If you tie flies, or have ever aspired to do so then there is a chance you have searched the internet in some fashion for pictures, recipes, patterns etc. This is something I constantly do myself and I am continually blown away by the artistry that some people incorporate in to their tying. Actually, early on in my tying it used to frustrate the heck out of me as well. When I would sit down at the vise, there would be one of those pictures in my mind, and I was determined to make my fly equally as polished. What I ended up with was a pile of feathers and chenille otherwise known as a bead head wooly bugger that had so much marabou in the tail it floated upside down like a dry fly. You can imagine my disappointment as the little black puff floated downstream with the gold bead hopelessly trying to pull it under. I share all of this because I would like to share something that jig hooks and tying with jig hooks has taught me.

Less is More Leeches
Less is More Leeches

Less is more sounds easy enough. Only three little words but as you sit down at your bench and begin digging into your materials it often goes right out the window, which brings us to the jig hook. There are multiple reasons why I tie a large number of patterns as jigs, the most notable being that a small set of barbell eyes or a slotted bead will allow your fly to ride hook point up. The hook point up greatly reduces snags along the bottom and when fished under an indicator will generally result in a fish hooked right in the top of the mouth which is near impossible to shake even with barbless hooks. The downside is that the fly must be tied upside in effect (wing casing is tied where the belly would be on a normal hook) and this leaves the hook point to contend with. If you’re as clumsy as I am, you already poke yourself enough as it is, trying to get one fly out of the vise, let alone having to try to lash material down all the while navigating around a hook point with every wrap.

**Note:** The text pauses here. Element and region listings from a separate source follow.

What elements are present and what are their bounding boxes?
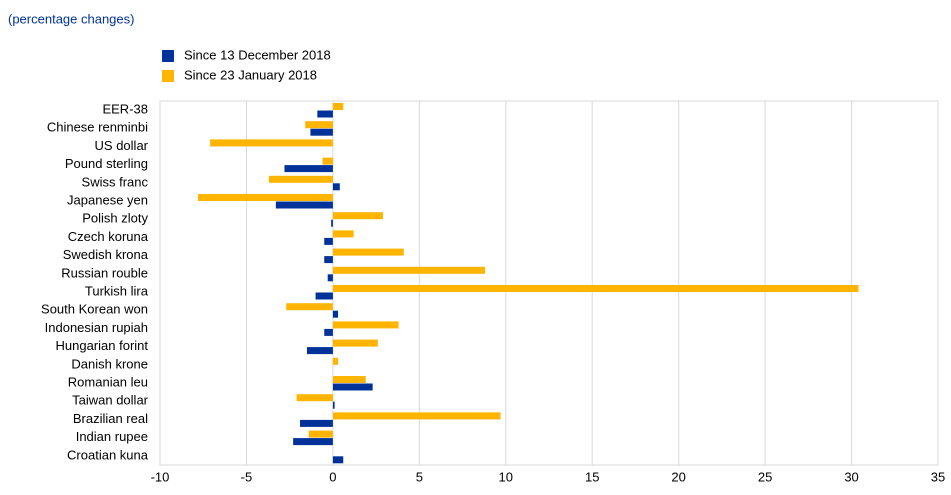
- bar: [210, 139, 333, 147]
- y-tick-label: Japanese yen: [67, 193, 148, 208]
- y-tick-label: South Korean won: [41, 302, 148, 317]
- bar: [332, 357, 339, 365]
- y-tick-label: US dollar: [95, 138, 149, 153]
- bar: [324, 328, 333, 336]
- x-tick-label: 5: [416, 469, 423, 484]
- bar: [332, 321, 399, 329]
- y-tick-label: Brazilian real: [73, 411, 148, 426]
- y-tick-label: Croatian kuna: [67, 447, 149, 462]
- x-tick-label: 30: [844, 469, 858, 484]
- y-tick-label: Czech koruna: [68, 229, 149, 244]
- bar: [322, 157, 333, 165]
- y-tick-label: Russian rouble: [61, 265, 148, 280]
- chart-subtitle: (percentage changes): [8, 11, 134, 26]
- bar: [332, 456, 344, 464]
- y-tick-label: Chinese renminbi: [47, 120, 148, 135]
- bar: [332, 212, 384, 220]
- bar: [332, 401, 335, 409]
- bar: [332, 248, 404, 256]
- bar: [306, 347, 333, 355]
- y-tick-label: Indian rupee: [76, 429, 148, 444]
- x-tick-label: 20: [671, 469, 685, 484]
- bar: [332, 383, 373, 391]
- bar: [293, 438, 333, 446]
- legend-swatch: [162, 50, 174, 62]
- y-tick-label: EER-38: [102, 102, 148, 117]
- legend-label: Since 23 January 2018: [184, 67, 317, 82]
- bar: [332, 230, 354, 238]
- legend-swatch: [162, 70, 174, 82]
- bar: [332, 310, 339, 318]
- y-tick-label: Swiss franc: [82, 174, 149, 189]
- x-tick-label: 0: [329, 469, 336, 484]
- bar: [317, 110, 333, 118]
- y-tick-label: Taiwan dollar: [72, 393, 149, 408]
- x-tick-label: -10: [151, 469, 170, 484]
- x-tick-label: 15: [585, 469, 599, 484]
- y-tick-label: Romanian leu: [68, 375, 148, 390]
- x-tick-label: 25: [758, 469, 772, 484]
- bar: [308, 430, 333, 438]
- bar: [296, 394, 333, 402]
- bar: [300, 419, 333, 427]
- bar: [275, 201, 333, 209]
- bar: [324, 256, 333, 264]
- y-tick-label: Danish krone: [71, 356, 148, 371]
- bar: [332, 339, 378, 347]
- legend-label: Since 13 December 2018: [184, 47, 331, 62]
- x-tick-label: -5: [241, 469, 253, 484]
- bar: [332, 266, 486, 274]
- bar: [332, 412, 501, 420]
- bar: [327, 274, 333, 282]
- bar: [332, 183, 340, 191]
- bar: [286, 303, 333, 311]
- bar: [324, 237, 333, 245]
- bar: [332, 285, 859, 292]
- x-tick-label: 35: [931, 469, 945, 484]
- y-tick-label: Indonesian rupiah: [45, 320, 148, 335]
- y-tick-label: Polish zloty: [82, 211, 148, 226]
- bar: [305, 121, 333, 129]
- bar: [284, 165, 333, 173]
- bar: [198, 194, 333, 201]
- y-tick-label: Hungarian forint: [56, 338, 149, 353]
- y-tick-label: Pound sterling: [65, 156, 148, 171]
- bar: [331, 219, 333, 227]
- bar: [332, 103, 344, 110]
- bar: [268, 175, 333, 183]
- y-tick-label: Turkish lira: [85, 284, 149, 299]
- bar: [310, 128, 333, 136]
- x-tick-label: 10: [499, 469, 513, 484]
- plot-frame: [159, 100, 939, 466]
- bar: [315, 292, 333, 300]
- y-tick-label: Swedish krona: [63, 247, 149, 262]
- bar: [332, 376, 366, 383]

Less is More Nymphs in the round
Less is More Nymphs in the round

There is a simpler way, and I would like to offer two suggestions for you to try.
1. Tying in the round, which is when the fly is tied so that it appears the same from all sides. (no wing case to finagle with, often just a tail, body and thorax) All of your classic nymphs can be tied in this manner (Hairs ear and pheasant tail come to mind) and will catch fish, often as well as their more complex counterpart. Many European style nymphs are tied in this way and incorporate hot spots, or sections of bright dubbing/thread that serve as triggers for the fish often placed in the thorax area and thus eliminate the use of a wing case. Specific patterns I would suggest trying/tying in this style are the pineapple express and the frenchy nymph, but really pheasant tails, hairs ear and small black stones can all be tied in the round. Something I’m currently experimenting with is using a colored glass bead in place of the thorax in an attempt to add color and also additional weight to my nymphs.
2. Tie single material leech style patterns. These little guys push the boundaries of jigs vs. fly’s, but flat out catch fish regardless of which side of the fence they fall. My personal favorite materials for these are Marabou, and rabbit fur. A bead, and a small clump material give arguably one of the simplest fly’s you could tie, and as a bonus has a ton of natural movement. Tie them in white as a baitfish imitation, brown or olive as a sculpin/crawfish, and black as a leech/salmon fly. Other options are chartreuse, or pink as attractor colors. If you have a fly shop or craft store near you, craft fur makes for multiple uses as well. If that’s too simple I would then suggest John Rohmer’s Arizona Simi seal dubbing which is a combination synthetic, natural fibers and flash in a rainbow of colors that can be used to tie the Simi Seal Leech. Much like a wooly bugger there is also no wrong way to fish these, swing em, strip em or drift em. As long as they are in the water you have a chance.

Regardless of whether you tie with jig style or traditional style hooks, I believe we can all save a little time and frustration by simplifying. Aspiring to have your fly’s be little works of art is definitely something to strive for, but ultimately ask yourself, is it more important that you find the fly appealing or the fish find it so? Sometimes it seems like the more gnarled a fly becomes often the more desirable it becomes to the fish. So next time you’re at the vise, try to add a wing case to a jig style fly. If you get it with out donating blood that is great, but if you’re like me maybe it will help you question what actually needs to be on your fly to make it catch fish. Less time + less material + less frustration equals more fun, and definitely lends itself to more successful fishing.